Plus, from a security standpoint, large data stores are particularly enticing to hackers, McCarthy adds.
At the SEC, Dyson says storage environments must be updated to make Big Data analytics more efficient.
Her team plans to pilot a hybrid storage solution next year that aims to show where costs might be reduced while providing a higher level of functionality.
“We’re on physical storage now, and it’s very expensive,” she says. “We have all of this data in high-availability storage. Certainly, we can look at a more hierarchical storage solution.”
Dyson says the agency wants to create a cloud analytics program that delivers downloadable results. Her office has worked with a number of cloud vendors to develop a prototype to see what that could look like.

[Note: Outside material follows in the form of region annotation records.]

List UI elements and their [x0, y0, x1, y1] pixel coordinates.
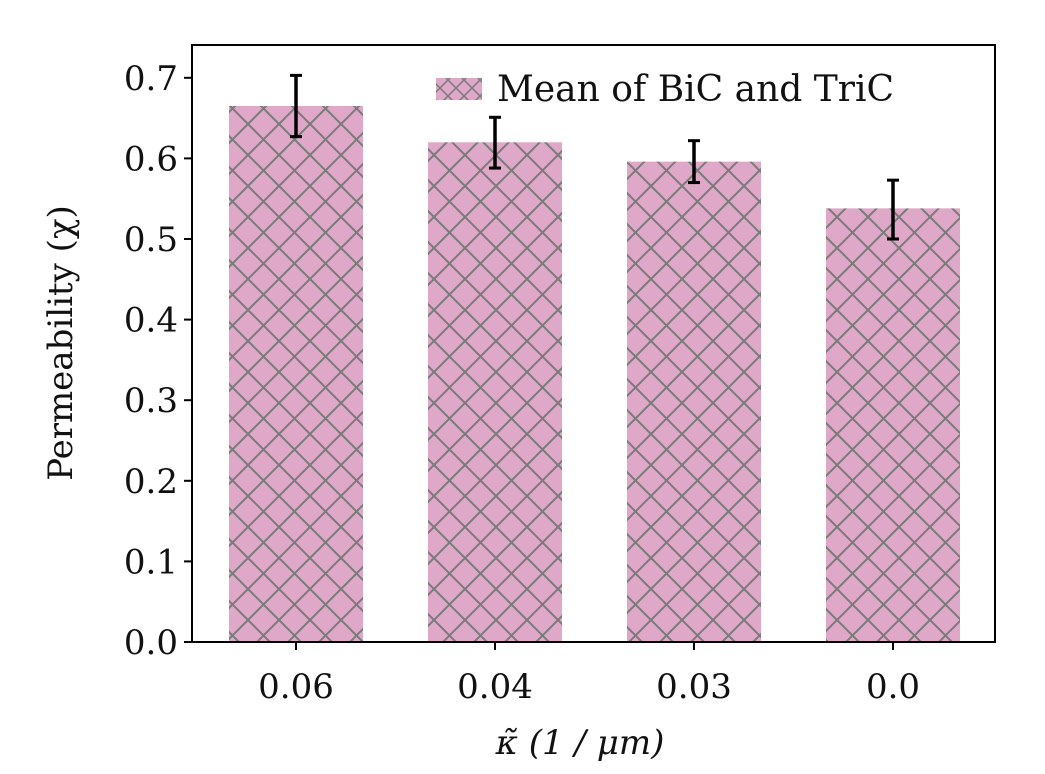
- x-tick-label: 0.06: [258, 667, 334, 707]
- y-tick-label: 0.5: [124, 220, 178, 260]
- x-axis: 0.06 0.04 0.03 0.0: [258, 642, 920, 707]
- y-axis: 0.0 0.1 0.2 0.3 0.4 0.5 0.6 0.7: [124, 59, 192, 663]
- legend-swatch: [436, 78, 482, 100]
- error-bar-0.03: [688, 139, 700, 185]
- error-bar-0.04: [489, 115, 501, 170]
- error-bar-0.06: [290, 73, 302, 139]
- y-tick-label: 0.0: [124, 623, 178, 663]
- legend: Mean of BiC and TriC: [436, 69, 894, 110]
- y-tick-label: 0.7: [124, 59, 178, 99]
- x-axis-title: κ̃ (1 / μm): [495, 723, 665, 763]
- bar-0.04: [428, 142, 562, 642]
- error-bars-layer: [290, 73, 899, 241]
- y-tick-label: 0.6: [124, 139, 178, 179]
- y-tick-label: 0.1: [124, 542, 178, 582]
- y-tick-label: 0.3: [124, 381, 178, 421]
- bars-layer: [229, 106, 960, 642]
- bar-0.06: [229, 106, 363, 642]
- x-tick-label: 0.04: [457, 667, 533, 707]
- error-bar-0.0: [887, 178, 899, 241]
- y-tick-label: 0.4: [124, 301, 178, 341]
- x-tick-label: 0.0: [866, 667, 920, 707]
- plot-frame: [191, 44, 996, 643]
- y-axis-title: Permeability (χ): [41, 205, 81, 481]
- bar-0.03: [627, 161, 761, 642]
- y-tick-label: 0.2: [124, 462, 178, 502]
- x-tick-label: 0.03: [656, 667, 732, 707]
- bar-0.0: [826, 208, 960, 642]
- legend-label: Mean of BiC and TriC: [497, 69, 894, 110]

Running analytics in the cloud allows a higher level of performance than working with data locally. Dyson says the SEC needs a solution that is scalable so the agency can increase capacity when it’s needed.

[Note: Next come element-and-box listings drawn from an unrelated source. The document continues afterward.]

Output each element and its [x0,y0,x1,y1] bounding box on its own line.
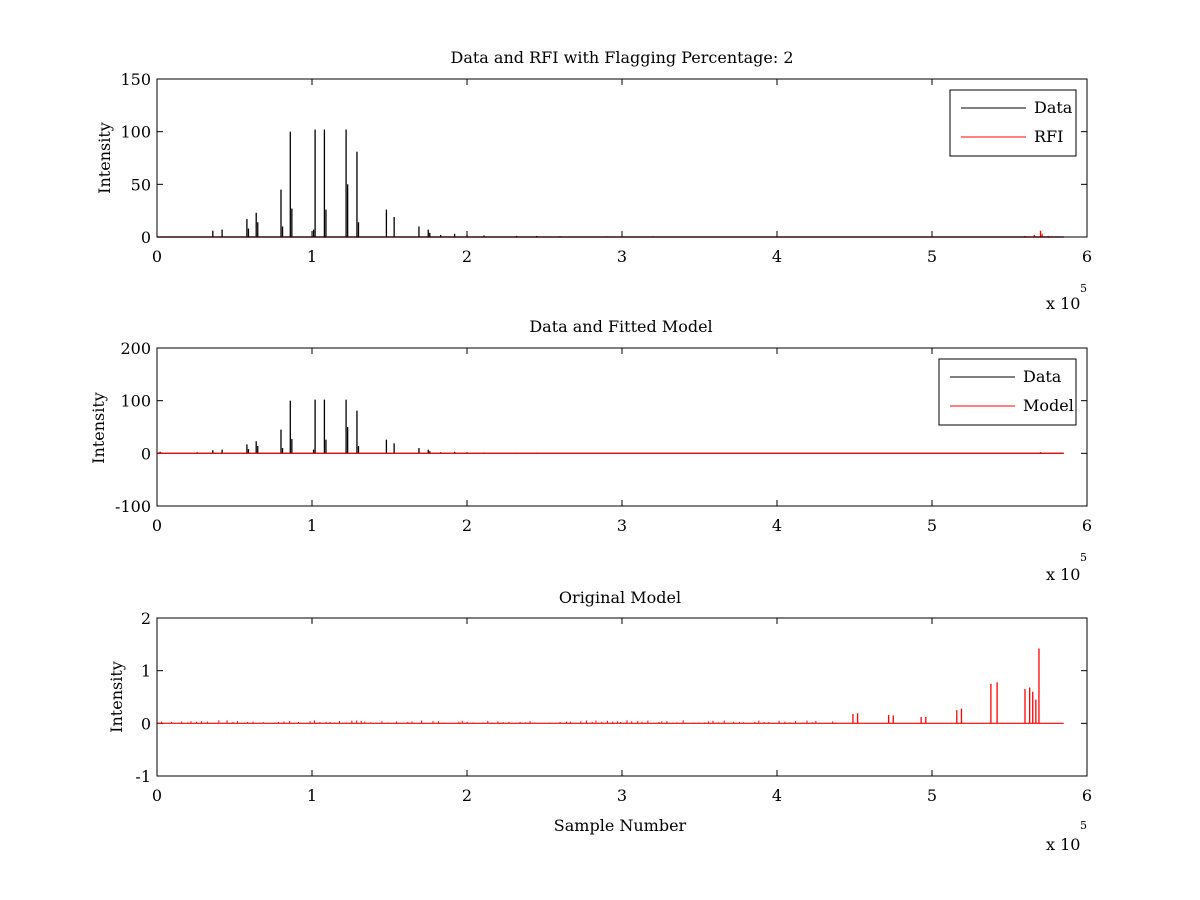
subplot-2: Data and Fitted Model Intensity 0 1 2 3 4 5 6 -… [89,317,1092,584]
subplot-1-legend: Data RFI [949,89,1077,157]
subplot-3-ytick-label: -1 [135,767,151,786]
subplot-1-legend-box [949,89,1077,157]
subplot-1-xtick-label: 4 [772,247,782,266]
subplot-2-xtick-label: 5 [927,516,937,535]
subplot-3-x-multiplier: x 10 5 [1046,819,1087,854]
subplot-1: Data and RFI with Flagging Percentage: 2… [95,48,1092,313]
subplot-2-x-multiplier-exponent: 5 [1080,551,1087,564]
subplot-3-x-multiplier-base: x 10 [1046,835,1080,854]
subplot-2-plot-area [157,399,1064,454]
subplot-2-ylabel: Intensity [89,392,108,464]
subplot-1-ylabel: Intensity [95,122,114,194]
subplot-2-x-multiplier: x 10 5 [1046,551,1087,584]
subplot-1-xtick-label: 3 [617,247,627,266]
subplot-2-legend-box [938,358,1077,426]
subplot-1-xtick-label: 2 [462,247,472,266]
subplot-2-xtick-label: 1 [307,516,317,535]
subplot-2-ytick-label: 0 [141,444,151,463]
subplot-2-xtick-label: 2 [462,516,472,535]
subplot-3-title: Original Model [559,588,681,607]
subplot-1-x-multiplier-exponent: 5 [1080,282,1087,295]
subplot-2-legend: Data Model [938,358,1077,426]
subplot-1-frame [156,78,1088,238]
subplot-3: Original Model Intensity Sample Number 0… [107,588,1092,854]
subplot-1-ytick-label: 50 [131,175,151,194]
subplot-2-x-multiplier-base: x 10 [1046,565,1080,584]
subplot-3-xtick-label: 0 [152,786,162,805]
subplot-3-plot-area [157,648,1064,724]
subplot-1-title: Data and RFI with Flagging Percentage: 2 [450,48,793,67]
subplot-2-title: Data and Fitted Model [529,317,712,336]
subplot-2-ytick-label: 200 [120,339,151,358]
subplot-2-ytick-label: 100 [120,392,151,411]
subplot-2-ytick-label: -100 [115,497,151,516]
subplot-3-xtick-label: 5 [927,786,937,805]
subplot-2-legend-label-model: Model [1023,396,1074,415]
subplot-1-legend-label-rfi: RFI [1034,127,1063,146]
subplot-3-xtick-label: 4 [772,786,782,805]
subplot-1-xtick-label: 1 [307,247,317,266]
subplot-2-xtick-label: 4 [772,516,782,535]
subplot-2-xtick-label: 3 [617,516,627,535]
subplot-2-xtick-label: 0 [152,516,162,535]
subplot-1-xtick-label: 0 [152,247,162,266]
subplot-3-xtick-label: 1 [307,786,317,805]
subplot-3-x-multiplier-exponent: 5 [1080,819,1087,832]
subplot-1-xtick-label: 6 [1082,247,1092,266]
subplot-3-xtick-label: 6 [1082,786,1092,805]
subplot-2-frame [156,347,1088,507]
subplot-1-ytick-label: 100 [120,123,151,142]
subplot-1-x-multiplier-base: x 10 [1046,294,1080,313]
subplot-1-xtick-label: 5 [927,247,937,266]
subplot-3-frame [156,617,1088,777]
subplot-3-xtick-label: 3 [617,786,627,805]
subplot-3-xlabel: Sample Number [554,816,687,835]
subplot-3-xtick-label: 2 [462,786,472,805]
subplot-1-x-multiplier: x 10 5 [1046,282,1087,313]
subplot-3-ytick-label: 2 [141,609,151,628]
subplot-3-ytick-label: 0 [141,714,151,733]
subplot-2-legend-label-data: Data [1023,367,1062,386]
subplot-1-ytick-label: 150 [120,70,151,89]
subplot-3-ylabel: Intensity [107,661,126,733]
subplot-2-xtick-label: 6 [1082,516,1092,535]
subplot-1-legend-label-data: Data [1034,98,1073,117]
subplot-1-ytick-label: 0 [141,228,151,247]
subplot-3-ytick-label: 1 [141,662,151,681]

“The one thing we don’t want to do is replicate these huge data sets locally if we can work with them in the cloud,” Dyson says. “The cloud’s elasticity is not available with other systems. We currently build for the peak, and that’s a very costly proposition.”

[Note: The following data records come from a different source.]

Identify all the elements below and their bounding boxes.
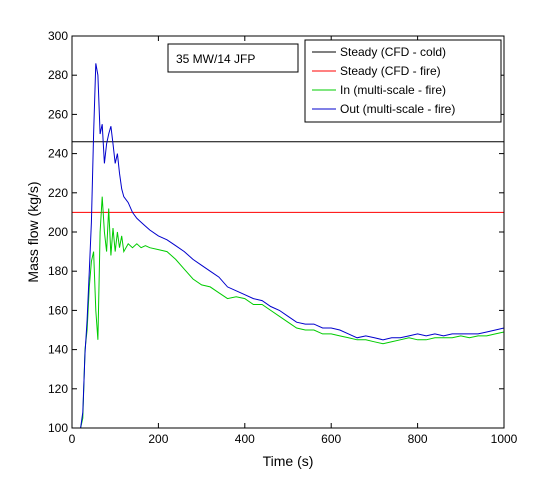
y-tick-label: 160 — [48, 303, 68, 317]
legend-label: Out (multi-scale - fire) — [340, 102, 455, 116]
y-tick-label: 300 — [48, 29, 68, 43]
y-tick-label: 120 — [48, 382, 68, 396]
y-tick-label: 240 — [48, 147, 68, 161]
y-tick-label: 280 — [48, 68, 68, 82]
y-tick-label: 220 — [48, 186, 68, 200]
legend-label: Steady (CFD - fire) — [340, 64, 441, 78]
legend: Steady (CFD - cold) Steady (CFD - fire) In… — [304, 39, 502, 123]
y-tick-label: 180 — [48, 264, 68, 278]
x-tick-label: 200 — [148, 432, 168, 446]
x-tick-label: 800 — [408, 432, 428, 446]
annotation-frame — [167, 43, 299, 73]
legend-label: Steady (CFD - cold) — [340, 45, 446, 59]
x-tick-label: 600 — [321, 432, 341, 446]
plot-lines — [72, 63, 505, 429]
x-tick-label: 1000 — [491, 432, 518, 446]
series-line-3 — [80, 196, 505, 429]
x-tick-label: 400 — [235, 432, 255, 446]
series-line-4 — [80, 63, 505, 429]
x-axis-label: Time (s) — [263, 453, 314, 469]
y-tick-label: 100 — [48, 421, 68, 435]
legend-frame — [304, 39, 502, 123]
y-axis-label: Mass flow (kg/s) — [25, 181, 41, 282]
x-tick-label: 0 — [69, 432, 76, 446]
y-tick-label: 140 — [48, 343, 68, 357]
annotation-box: 35 MW/14 JFP — [167, 43, 299, 73]
y-tick-label: 260 — [48, 107, 68, 121]
y-tick-label: 200 — [48, 225, 68, 239]
annotation-text: 35 MW/14 JFP — [176, 52, 255, 66]
legend-label: In (multi-scale - fire) — [340, 83, 446, 97]
axis-ticks: 0 200 400 600 800 1000 100 120 140 160 180 200 220 24… — [48, 29, 518, 446]
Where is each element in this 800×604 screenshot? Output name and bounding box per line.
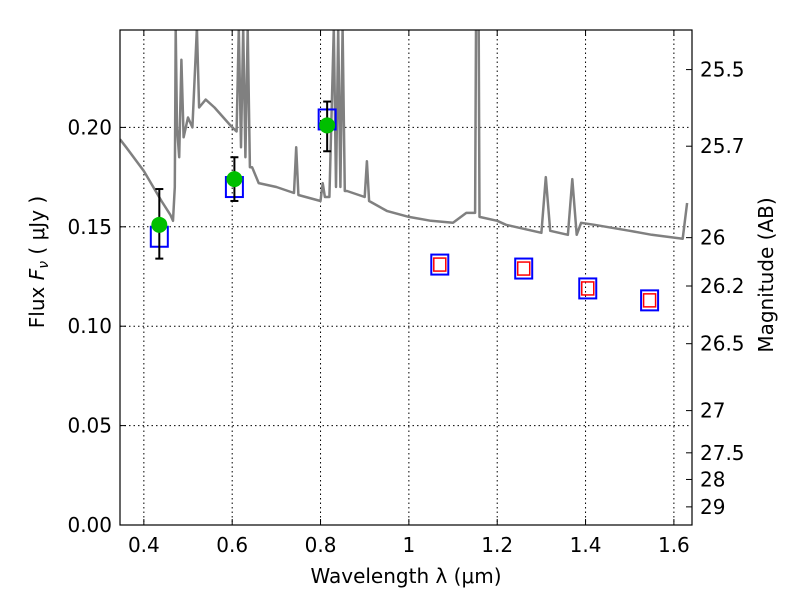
observed-point [226, 171, 243, 188]
y-tick-label: 0.00 [67, 513, 112, 537]
y2-tick-label: 28 [700, 467, 725, 491]
y2-tick-label: 29 [700, 495, 725, 519]
grid [120, 30, 692, 526]
y2-tick-label: 25.5 [700, 58, 745, 82]
spectrum-line [120, 30, 689, 240]
observed-point [319, 117, 336, 134]
x-tick-label: 1.2 [481, 533, 513, 557]
y-tick-label: 0.15 [67, 215, 112, 239]
model-point [578, 277, 598, 300]
y-axis-label: Flux Fν ( μJy ) [25, 196, 52, 328]
x-tick-label: 0.4 [128, 533, 160, 557]
y-tick-label: 0.05 [67, 414, 112, 438]
x-tick-label: 1.4 [570, 533, 602, 557]
series [120, 30, 689, 312]
y-tick-label: 0.10 [67, 314, 112, 338]
x-tick-label: 1.6 [658, 533, 690, 557]
model-point [514, 257, 534, 280]
y2-tick-label: 26.5 [700, 332, 745, 356]
x-axis-label: Wavelength λ (μm) [310, 564, 501, 588]
y2-tick-label: 26.2 [700, 274, 745, 298]
observed-point [151, 216, 168, 233]
model-point [430, 253, 450, 276]
model-point-inner [516, 261, 531, 276]
model-point-inner [642, 293, 657, 308]
model-point [640, 289, 660, 312]
y-tick-label: 0.20 [67, 115, 112, 139]
model-point-inner [581, 281, 595, 296]
y2-tick-label: 25.7 [700, 134, 745, 158]
y2-tick-label: 26 [700, 226, 725, 250]
y2-tick-label: 27 [700, 399, 725, 423]
y2-tick-label: 27.5 [700, 441, 745, 465]
x-tick-label: 0.8 [305, 533, 337, 557]
x-tick-label: 0.6 [216, 533, 248, 557]
x-tick-label: 1 [403, 533, 416, 557]
y2-axis-label: Magnitude (AB) [754, 197, 778, 352]
plot-frame [119, 29, 693, 526]
model-point-inner [433, 257, 447, 272]
axes: 0.4 0.6 0.8 1 1.2 1.4 1.6 0.00 0.05 0.10 0.15 0.20 2… [67, 30, 745, 557]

At EPA, Godbout says storage costs will not hinder the agency as data grows.
“Storage is in a race to the bottom,” he says, adding that third parties own much of data EPA works with, and the storage burden typically falls to them. “The challenge is how we consume data and how it will be used, along with the data’s accuracy and quality.”
“This is a problem for everyone in the 21st century,” Godbout continues. “Unless we improve our processes for collection, the data will overwhelm us to the point where we can’t work with it.”
Filtering Data for Insights
A variety of technologies — including storage, security and analytics — must work in harmony if agencies are to manage the data boom effectively. As Dyson mentioned, the cloud, in particular hybrid cloud environments, gives agencies a way to work with data without overloading systems.
But to address these interdependencies, crafting new policies also is necessary. The Transportation Department, which anticipates a major uptick in data as autonomous cars take to the highways, is in the midst of an overhaul of its data structure.
The plan includes better segmenting of data to funnel out unnecessary information while ensuring that more valuable data is stored in the cloud for ready use by analytics programs.
To test its policy, DOT also has a pilot program that logs driving patterns using onboard sensors and back-end analytics. So far, the program has collected 4 petabytes of data from test drivers, who collectively drove for 1 million hours.
That information, combined with platforms such as IBM’s Intelligent Transportation system, should greatly improve the way roads and other transportation infrastructure is built and maintained. The new data governance approach in tandem with the pilot data analytics effort will help DOT tweak its strategy to see how it can scale to accommodate increasingly large data sets.
Taking Advantage of Analytics
There’s also a need to layer precision into the analytics, says Maureen Ellenberger, executive director for veteran relationship management at the Veterans Affairs Department. Agencies must develop new tools and techniques to answer particular questions with data, she says.
Big Data presents an unprecedented opportunity for Veterans Affairs, she says. “We can use Big Data — from health, to benefits, to cemeteries — and bring analytics together to provide a lifetime, longitudinal view of those we care for.”
Expansive data analytics also could help the agency better identify public health issues such as flu outbreaks, as well as detect fraud and waste, reduce wait times and speed claim processing, but only if VA crafts its data analytics programs in the appropriate ways.
EPA’s Godbout agrees and sees data analytics as an untapped goldmine, with the potential to create value for agencies in unforseen ways.
“Data is not just letters and numbers,” he says. “It’s also video. It’s unstructured. It’s structured. It’s all of these different things.”
“Sometimes,” Godbout says, “you just don’t know how valuable the data will be until you put it in play.”